Le FMI demande au Qatar de développer son secteur privé

Chaque année le FMI examine les comptes du Qatar et donne ses recommandations. Les qatariens n’ont pas assez pris conscience qu’ils doivent s’engager dans le secteur privé personnellement et maîtriser le secteur immobilier. Un rapport qui souligne la prise en compte des « conseils antérieurs du FMI ».

 

La baisse du cours pétrole aura un impact sur les comptes du Qatar

Le Qatar devra s’habituer à vivre avec un pétrole pas cher, ceci devrait avoir un impact sur son solde budgétaire mais surtout doit conduire le Qatar à accélérer la diversification de son économie. Le budget du Qatar est encore en 2015 trop dépendant des hydrocarbures et le changement de son économie ne tient pas assez compte des nouvelles réalités. Un des tableaux dans le rapport émis par le FMI, fait froid dans le dos. Il s’agit  du peu d’engagement des qatariens dans le secteur privé qu’ils confient pour l’essentiel aux expatriés.

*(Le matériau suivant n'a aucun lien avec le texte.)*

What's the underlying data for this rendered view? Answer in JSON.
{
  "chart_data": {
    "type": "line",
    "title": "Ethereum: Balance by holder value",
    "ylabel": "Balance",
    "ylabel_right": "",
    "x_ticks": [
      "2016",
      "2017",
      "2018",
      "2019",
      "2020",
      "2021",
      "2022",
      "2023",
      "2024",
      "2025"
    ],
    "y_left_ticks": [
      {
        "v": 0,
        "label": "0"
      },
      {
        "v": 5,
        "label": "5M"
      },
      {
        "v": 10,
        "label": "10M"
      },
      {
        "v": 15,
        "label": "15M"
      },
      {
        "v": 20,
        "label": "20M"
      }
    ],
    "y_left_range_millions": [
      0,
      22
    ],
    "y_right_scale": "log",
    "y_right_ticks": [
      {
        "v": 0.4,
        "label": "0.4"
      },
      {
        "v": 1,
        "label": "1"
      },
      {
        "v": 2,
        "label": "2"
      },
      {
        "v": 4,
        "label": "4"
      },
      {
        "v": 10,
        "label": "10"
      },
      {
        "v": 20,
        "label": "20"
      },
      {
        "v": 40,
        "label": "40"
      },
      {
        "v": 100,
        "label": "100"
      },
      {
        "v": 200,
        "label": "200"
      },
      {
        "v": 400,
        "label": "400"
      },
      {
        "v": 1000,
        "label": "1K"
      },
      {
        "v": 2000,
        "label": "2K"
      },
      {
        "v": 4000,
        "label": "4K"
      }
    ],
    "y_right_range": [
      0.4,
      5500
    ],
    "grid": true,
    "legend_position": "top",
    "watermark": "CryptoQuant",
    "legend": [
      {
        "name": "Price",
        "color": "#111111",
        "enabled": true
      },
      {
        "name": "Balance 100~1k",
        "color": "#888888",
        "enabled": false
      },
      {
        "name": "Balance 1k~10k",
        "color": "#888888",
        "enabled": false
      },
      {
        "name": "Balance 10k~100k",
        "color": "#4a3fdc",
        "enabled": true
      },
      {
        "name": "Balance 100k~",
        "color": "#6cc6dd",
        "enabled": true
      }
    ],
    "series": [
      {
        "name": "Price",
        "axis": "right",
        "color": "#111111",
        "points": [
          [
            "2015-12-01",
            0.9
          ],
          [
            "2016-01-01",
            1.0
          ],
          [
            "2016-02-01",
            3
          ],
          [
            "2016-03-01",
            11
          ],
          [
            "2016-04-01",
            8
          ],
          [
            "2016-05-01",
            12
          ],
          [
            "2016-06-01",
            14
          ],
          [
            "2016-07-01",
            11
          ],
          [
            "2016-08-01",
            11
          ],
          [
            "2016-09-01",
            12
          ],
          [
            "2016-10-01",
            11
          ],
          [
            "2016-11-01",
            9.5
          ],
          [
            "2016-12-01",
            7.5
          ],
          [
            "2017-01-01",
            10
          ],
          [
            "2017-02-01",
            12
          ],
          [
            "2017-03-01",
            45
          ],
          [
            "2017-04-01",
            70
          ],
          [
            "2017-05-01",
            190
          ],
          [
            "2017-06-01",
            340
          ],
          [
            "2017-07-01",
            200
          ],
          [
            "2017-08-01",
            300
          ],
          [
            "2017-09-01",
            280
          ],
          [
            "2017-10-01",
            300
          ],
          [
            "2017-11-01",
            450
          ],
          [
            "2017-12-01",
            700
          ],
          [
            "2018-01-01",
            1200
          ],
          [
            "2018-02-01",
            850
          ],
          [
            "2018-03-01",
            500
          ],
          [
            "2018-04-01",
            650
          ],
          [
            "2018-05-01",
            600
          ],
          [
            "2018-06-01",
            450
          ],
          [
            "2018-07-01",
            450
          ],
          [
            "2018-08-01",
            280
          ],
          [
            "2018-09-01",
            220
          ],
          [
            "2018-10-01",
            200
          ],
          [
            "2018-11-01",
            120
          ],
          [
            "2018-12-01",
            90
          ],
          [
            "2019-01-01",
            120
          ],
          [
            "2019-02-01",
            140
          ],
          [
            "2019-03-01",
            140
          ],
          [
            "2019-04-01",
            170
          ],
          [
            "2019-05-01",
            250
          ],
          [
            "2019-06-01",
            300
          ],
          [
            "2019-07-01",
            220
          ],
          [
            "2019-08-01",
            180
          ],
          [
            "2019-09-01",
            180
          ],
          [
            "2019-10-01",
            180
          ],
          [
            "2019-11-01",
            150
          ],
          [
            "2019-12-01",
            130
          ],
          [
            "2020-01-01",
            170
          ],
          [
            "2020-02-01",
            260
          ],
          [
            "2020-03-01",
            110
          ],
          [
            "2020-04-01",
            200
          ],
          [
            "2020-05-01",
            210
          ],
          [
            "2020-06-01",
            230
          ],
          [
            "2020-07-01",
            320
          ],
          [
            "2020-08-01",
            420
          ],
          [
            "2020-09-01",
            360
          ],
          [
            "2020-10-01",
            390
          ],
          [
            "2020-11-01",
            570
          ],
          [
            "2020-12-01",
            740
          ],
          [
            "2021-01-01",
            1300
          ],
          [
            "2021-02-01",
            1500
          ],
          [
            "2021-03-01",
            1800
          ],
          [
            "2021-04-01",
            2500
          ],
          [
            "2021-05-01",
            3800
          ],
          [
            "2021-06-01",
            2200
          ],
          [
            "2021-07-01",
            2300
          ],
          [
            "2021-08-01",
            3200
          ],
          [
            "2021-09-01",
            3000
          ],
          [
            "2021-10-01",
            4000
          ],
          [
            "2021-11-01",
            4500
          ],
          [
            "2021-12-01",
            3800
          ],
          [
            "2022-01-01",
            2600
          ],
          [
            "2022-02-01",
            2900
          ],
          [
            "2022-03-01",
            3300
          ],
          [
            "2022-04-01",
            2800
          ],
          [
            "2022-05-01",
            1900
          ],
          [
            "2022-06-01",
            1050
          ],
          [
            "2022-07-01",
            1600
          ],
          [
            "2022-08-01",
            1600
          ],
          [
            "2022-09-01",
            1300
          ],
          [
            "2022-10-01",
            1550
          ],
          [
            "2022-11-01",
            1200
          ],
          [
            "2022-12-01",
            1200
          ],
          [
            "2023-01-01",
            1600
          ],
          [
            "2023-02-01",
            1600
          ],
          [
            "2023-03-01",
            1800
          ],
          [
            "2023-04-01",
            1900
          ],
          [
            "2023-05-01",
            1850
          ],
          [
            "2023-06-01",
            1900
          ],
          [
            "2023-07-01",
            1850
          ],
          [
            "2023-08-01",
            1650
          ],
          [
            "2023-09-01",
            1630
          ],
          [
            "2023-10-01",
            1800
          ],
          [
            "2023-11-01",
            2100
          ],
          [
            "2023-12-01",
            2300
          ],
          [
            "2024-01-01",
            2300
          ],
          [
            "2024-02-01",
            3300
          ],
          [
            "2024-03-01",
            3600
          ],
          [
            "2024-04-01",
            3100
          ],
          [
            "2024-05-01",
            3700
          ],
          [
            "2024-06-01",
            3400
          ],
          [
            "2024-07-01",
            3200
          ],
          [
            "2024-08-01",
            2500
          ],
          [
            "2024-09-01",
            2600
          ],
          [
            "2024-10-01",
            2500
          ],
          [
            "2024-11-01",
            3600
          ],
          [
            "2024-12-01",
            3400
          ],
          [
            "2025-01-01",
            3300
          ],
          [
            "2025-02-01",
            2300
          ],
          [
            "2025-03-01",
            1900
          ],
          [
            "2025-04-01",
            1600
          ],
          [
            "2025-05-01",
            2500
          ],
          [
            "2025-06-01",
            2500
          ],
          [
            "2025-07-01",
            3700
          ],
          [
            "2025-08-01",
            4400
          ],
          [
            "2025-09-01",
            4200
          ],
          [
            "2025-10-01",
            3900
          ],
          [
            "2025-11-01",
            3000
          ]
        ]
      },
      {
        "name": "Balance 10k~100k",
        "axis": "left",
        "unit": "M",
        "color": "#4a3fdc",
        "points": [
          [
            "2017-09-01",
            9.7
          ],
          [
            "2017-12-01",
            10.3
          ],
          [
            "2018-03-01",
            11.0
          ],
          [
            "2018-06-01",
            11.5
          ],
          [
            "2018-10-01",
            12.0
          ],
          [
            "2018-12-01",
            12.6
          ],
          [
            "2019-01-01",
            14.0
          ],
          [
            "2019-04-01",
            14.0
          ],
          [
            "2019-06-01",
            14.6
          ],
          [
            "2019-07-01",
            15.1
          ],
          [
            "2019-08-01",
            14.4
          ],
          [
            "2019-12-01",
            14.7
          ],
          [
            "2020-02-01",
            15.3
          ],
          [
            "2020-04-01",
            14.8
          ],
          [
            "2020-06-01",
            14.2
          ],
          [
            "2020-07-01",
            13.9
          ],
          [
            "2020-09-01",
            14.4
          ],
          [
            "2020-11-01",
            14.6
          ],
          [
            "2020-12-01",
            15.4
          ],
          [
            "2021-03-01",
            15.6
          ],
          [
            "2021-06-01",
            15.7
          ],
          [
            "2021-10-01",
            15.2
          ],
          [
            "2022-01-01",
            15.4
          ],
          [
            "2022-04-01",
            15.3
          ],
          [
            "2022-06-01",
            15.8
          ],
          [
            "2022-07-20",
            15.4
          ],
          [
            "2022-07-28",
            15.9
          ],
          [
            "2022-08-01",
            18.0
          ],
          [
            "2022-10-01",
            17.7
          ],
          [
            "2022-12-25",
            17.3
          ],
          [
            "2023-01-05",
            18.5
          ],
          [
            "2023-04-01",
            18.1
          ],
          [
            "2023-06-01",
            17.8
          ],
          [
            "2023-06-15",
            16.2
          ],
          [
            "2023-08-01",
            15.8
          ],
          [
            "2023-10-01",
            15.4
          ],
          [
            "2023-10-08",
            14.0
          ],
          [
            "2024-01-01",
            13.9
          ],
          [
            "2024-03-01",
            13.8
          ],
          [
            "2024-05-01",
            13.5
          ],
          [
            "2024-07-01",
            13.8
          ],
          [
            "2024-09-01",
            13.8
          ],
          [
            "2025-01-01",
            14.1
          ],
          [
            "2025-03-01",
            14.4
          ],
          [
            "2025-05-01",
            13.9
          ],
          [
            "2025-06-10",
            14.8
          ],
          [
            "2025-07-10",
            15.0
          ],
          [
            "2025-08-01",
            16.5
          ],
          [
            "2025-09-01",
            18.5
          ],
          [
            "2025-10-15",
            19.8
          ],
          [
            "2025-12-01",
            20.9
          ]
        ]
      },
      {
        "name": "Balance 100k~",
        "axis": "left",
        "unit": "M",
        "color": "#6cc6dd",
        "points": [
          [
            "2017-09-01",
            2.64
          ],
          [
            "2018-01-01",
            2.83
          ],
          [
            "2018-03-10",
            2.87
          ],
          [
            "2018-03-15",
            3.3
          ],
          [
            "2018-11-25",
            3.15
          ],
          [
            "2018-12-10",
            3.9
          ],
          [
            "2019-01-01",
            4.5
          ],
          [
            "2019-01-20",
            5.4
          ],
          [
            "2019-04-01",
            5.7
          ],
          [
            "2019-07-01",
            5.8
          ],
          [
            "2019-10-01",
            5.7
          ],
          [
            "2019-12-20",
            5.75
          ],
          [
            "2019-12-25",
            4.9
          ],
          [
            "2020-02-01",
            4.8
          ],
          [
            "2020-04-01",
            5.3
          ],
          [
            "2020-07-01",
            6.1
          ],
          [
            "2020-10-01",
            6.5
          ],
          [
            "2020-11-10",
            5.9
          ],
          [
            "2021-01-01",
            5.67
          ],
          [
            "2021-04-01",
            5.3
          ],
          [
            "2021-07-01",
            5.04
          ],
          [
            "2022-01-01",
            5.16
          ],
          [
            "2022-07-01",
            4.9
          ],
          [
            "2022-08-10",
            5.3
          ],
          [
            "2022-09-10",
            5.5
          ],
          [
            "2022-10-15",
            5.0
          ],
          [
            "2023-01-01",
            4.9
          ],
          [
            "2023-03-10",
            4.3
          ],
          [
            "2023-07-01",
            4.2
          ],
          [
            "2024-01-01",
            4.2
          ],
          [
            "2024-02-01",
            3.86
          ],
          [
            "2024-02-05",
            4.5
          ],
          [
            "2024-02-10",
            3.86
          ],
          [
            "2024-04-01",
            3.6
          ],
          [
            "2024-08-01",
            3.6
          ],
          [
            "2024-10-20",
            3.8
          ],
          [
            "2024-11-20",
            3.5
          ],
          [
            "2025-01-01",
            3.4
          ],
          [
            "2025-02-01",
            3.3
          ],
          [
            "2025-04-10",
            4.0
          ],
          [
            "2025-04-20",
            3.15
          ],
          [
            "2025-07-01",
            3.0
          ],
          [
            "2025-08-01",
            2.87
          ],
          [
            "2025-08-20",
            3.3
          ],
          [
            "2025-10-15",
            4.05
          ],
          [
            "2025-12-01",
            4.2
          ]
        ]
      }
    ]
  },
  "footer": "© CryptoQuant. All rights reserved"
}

La croissance qui restera élevée cette année devrait commencer à baisser dès 2016 et mettre en difficulté l’équilibre budgétaire. Le programme d’investissement en cours est essentiel pour le développement économique, mais comporte un risque de surchauffe de l’économie à court terme, tout en créant une surcapacité sur le moyen terme précise le FMI. Parmi les recommandations à souligner celle concernant le secteur immobilier est la plus urgente. Le FMI préconise d’augmenter les frais des transactions immobilières pour dissuader spéculateurs et accroître encore l’offre de terrains. Concernant le secteur bancaire le FMI souligne sa solidité mais demande au Qatar de surveiller l’octroi de crédit.

Globalement le gouvernement qatarien est sur la bonne voie pour maîtriser son économie mais doit accélérer le rythme des changements le conduisant à une plus grande transparence, ainsi que de s’intéresser aux goulots d’étranglements de son économie en particulier à la mobilité interne des expatriés. L’époque où le Qatar pouvait se permettre un énorme déficit budgétaire est révolue. Comme l’indiquait l’émir Tamim devant la Shura à fin 2014, avec ou sans augmentation des cours du pétrole que le règne de la rigueur vienne.